Again, not sure what you mean by "non-axiomatic." If anything, I could argue your utilitarian moral system is axiomatic by assuming your central tenant.

As for defining happiness? There's a lot of life satisfaction metrics and metrics used to construct them, and a sizable amount of data on the relation of these with eachother and various lifestyle factors (single career women are utterly miserable in almost every way, for example), in psychology. Thing is, we haven't pinned down a universal tendency of human preferences, or even just half-decent measures of what a good environment to grow up in is, so it's still firmly in philosophy's park to be the ethics committee. So long as they're not ignoring what data does exist.
So you don't have a definition for happiness?
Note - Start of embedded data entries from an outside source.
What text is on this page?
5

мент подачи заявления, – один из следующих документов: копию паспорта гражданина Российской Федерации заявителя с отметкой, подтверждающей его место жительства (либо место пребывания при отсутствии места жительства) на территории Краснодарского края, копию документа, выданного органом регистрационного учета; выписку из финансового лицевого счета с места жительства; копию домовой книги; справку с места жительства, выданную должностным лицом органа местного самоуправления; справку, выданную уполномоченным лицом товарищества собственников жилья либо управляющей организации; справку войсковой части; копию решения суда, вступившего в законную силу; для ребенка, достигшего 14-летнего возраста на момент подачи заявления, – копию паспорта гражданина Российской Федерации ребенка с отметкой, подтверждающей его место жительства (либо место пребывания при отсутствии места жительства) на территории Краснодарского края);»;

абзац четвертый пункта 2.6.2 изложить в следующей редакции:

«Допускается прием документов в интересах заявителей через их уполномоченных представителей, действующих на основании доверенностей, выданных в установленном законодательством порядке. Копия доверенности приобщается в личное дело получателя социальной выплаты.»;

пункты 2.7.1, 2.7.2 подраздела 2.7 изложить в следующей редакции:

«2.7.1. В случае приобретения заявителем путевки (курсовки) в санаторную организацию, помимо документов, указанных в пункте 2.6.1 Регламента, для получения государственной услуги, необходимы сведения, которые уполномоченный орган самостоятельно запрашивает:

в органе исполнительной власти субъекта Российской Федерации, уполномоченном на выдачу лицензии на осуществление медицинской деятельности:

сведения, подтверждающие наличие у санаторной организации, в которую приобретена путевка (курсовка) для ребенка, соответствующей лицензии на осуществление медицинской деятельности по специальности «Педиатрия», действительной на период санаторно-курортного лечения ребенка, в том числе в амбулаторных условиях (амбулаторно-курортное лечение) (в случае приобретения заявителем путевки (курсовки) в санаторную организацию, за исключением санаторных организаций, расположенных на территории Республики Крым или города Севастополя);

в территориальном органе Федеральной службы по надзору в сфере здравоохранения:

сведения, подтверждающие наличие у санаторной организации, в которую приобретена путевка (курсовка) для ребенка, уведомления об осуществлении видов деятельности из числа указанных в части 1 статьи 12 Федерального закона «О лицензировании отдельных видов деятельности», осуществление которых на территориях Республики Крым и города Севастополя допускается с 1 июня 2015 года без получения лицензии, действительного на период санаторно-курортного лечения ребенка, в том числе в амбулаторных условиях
Word to the wise: I understand wanting to ramble on about your personal views, and what you do say is quite fascinating to me. But in your eagerness to share your ideas, you didn't answer my question at all.
 
D

Deleted member

Guest
@Morphic Tide you argue for a kind of consequentialism, but with a healthy cynic's corrective of assuming you can't really adequately handle second-order consequences and therefore Utopianism is, at least within what is conceivable, bound to fail. I appreciate that. However, I do think if you re-framed your views in terms of society, culture, and nation rather than individuals, it's easier to understand what makes a society, culture and nation healthy at a macro- level. Then one can trust that its traditional mores and values reflect what that society has collectively decided is best for it. I am of course referring to State consequentialism, which I am not unamenable to.